Es evidente que la cuarentena es funcional a la supervivencia del espejismo que la política busca crear. Abrir el cerrojo aceleraría la visibilidad de los problemas. Si más personas salen a la calle a consumir, la inflación no tardaría en manifestarse. Si más personas pudieran viajar al exterior, las reservas no aguantarían. El hilo es muy delgado. Abandonar la cuarentena podría abrir una Caja de Pandora y hacer inviable los mediocres planes para llegar hasta las elecciones y consumar una venganza personal. Como casi siempre, los intereses de la política están lejos de la conveniencia de la Argentina.

Se ha alterado el orden de prelación de las cosas. La cuarentena se introdujo para evitar la propagación del virus sanitario. Ahora, no se le da un final para prorrogar la propagación del virus económico.

El final del cuento lo conocemos. A la nueva normalidad parece que no le faltarán pobreza, inflación y falta de empleo. Problemas viejos que se manifestarán en la pospandemia.

El Gobierno no puede disimular esos problemas.
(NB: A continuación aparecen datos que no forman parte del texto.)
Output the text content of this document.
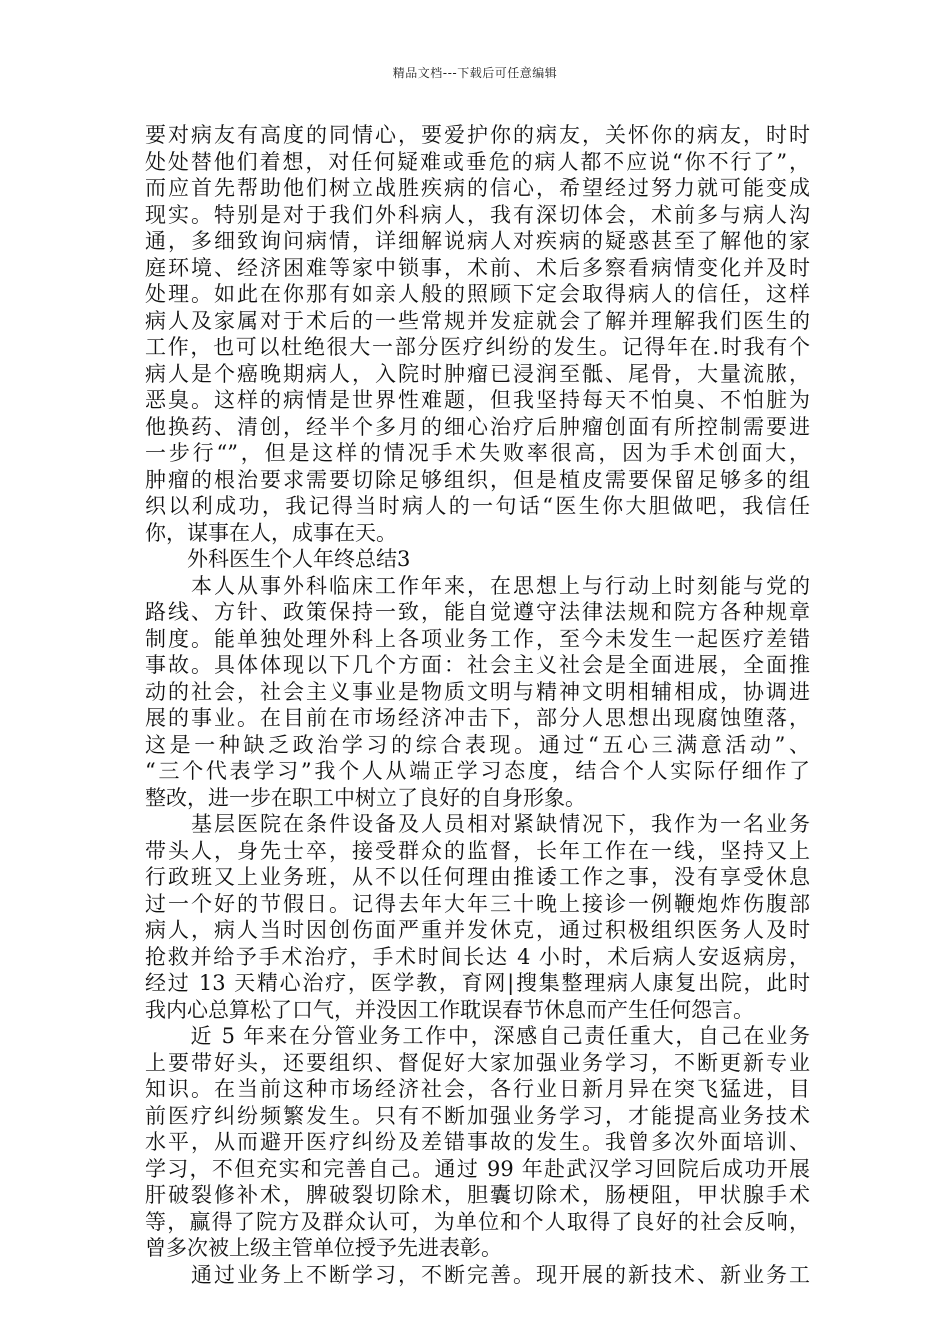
精品文档---下载后可任意编辑
要对病友有高度的同情心，要爱护你的病友，关怀你的病友，时时
处处替他们着想，对任何疑难或垂危的病人都不应说“你不行了”，
而应首先帮助他们树立战胜疾病的信心，希望经过努力就可能变成
现实。特别是对于我们外科病人，我有深切体会，术前多与病人沟
通，多细致询问病情，详细解说病人对疾病的疑惑甚至了解他的家
庭环境、经济困难等家中锁事，术前、术后多察看病情变化并及时
处理。如此在你那有如亲人般的照顾下定会取得病人的信任，这样
病人及家属对于术后的一些常规并发症就会了解并理解我们医生的
工作，也可以杜绝很大一部分医疗纠纷的发生。记得年在.时我有个
病人是个癌晚期病人，入院时肿瘤已浸润至骶、尾骨，大量流脓，
恶臭。这样的病情是世界性难题，但我坚持每天不怕臭、不怕脏为
他换药、清创，经半个多月的细心治疗后肿瘤创面有所控制需要进
一步行“”，但是这样的情况手术失败率很高，因为手术创面大，
肿瘤的根治要求需要切除足够组织，但是植皮需要保留足够多的组
织以利成功，我记得当时病人的一句话“医生你大胆做吧，我信任
你，谋事在人，成事在天。
　　外科医生个人年终总结3
　　本人从事外科临床工作年来，在思想上与行动上时刻能与党的
路线、方针、政策保持一致，能自觉遵守法律法规和院方各种规章
制度。能单独处理外科上各项业务工作，至今未发生一起医疗差错
事故。具体体现以下几个方面：社会主义社会是全面进展，全面推
动的社会，社会主义事业是物质文明与精神文明相辅相成，协调进
展的事业。在目前在市场经济冲击下，部分人思想出现腐蚀堕落，
这是一种缺乏政治学习的综合表现。通过“五心三满意活动”、
“三个代表学习”我个人从端正学习态度，结合个人实际仔细作了
整改，进一步在职工中树立了良好的自身形象。
　　基层医院在条件设备及人员相对紧缺情况下，我作为一名业务
带头人，身先士卒，接受群众的监督，长年工作在一线，坚持又上
行政班又上业务班，从不以任何理由推诿工作之事，没有享受休息
过一个好的节假日。记得去年大年三十晚上接诊一例鞭炮炸伤腹部
病人，病人当时因创伤面严重并发休克，通过积极组织医务人及时
抢救并给予手术治疗，手术时间长达 4 小时，术后病人安返病房，
经过 13 天精心治疗，医学教，育网|搜集整理病人康复出院，此时
我内心总算松了口气，并没因工作耽误春节休息而产生任何怨言。
　　近 5 年来在分管业务工作中，深感自己责任重大，自己在业务
上要带好头，还要组织、督促好大家加强业务学习，不断更新专业
知识。在当前这种市场经济社会，各行业日新月异在突飞猛进，目
前医疗纠纷频繁发生。只有不断加强业务学习，才能提高业务技术
水平，从而避开医疗纠纷及差错事故的发生。我曾多次外面培训、
学习，不但充实和完善自己。通过 99 年赴武汉学习回院后成功开展
肝破裂修补术，脾破裂切除术，胆囊切除术，肠梗阻，甲状腺手术
等，赢得了院方及群众认可，为单位和个人取得了良好的社会反响，
曾多次被上级主管单位授予先进表彰。
　　通过业务上不断学习，不断完善。现开展的新技术、新业务工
Aporta migajas, pero no resuelve los problemas de fondo que provocan la baja productividad del trabajo y la baja competitividad externa del país. Hace lo posible por desincentivar la inversión privada, la única vía posible para salir del círculo vicioso de la decadencia argentina. Lo nuevo puede esperar en Argentina; nuestra normalidad es la de repetir una y otra vez los mismos viejos errores.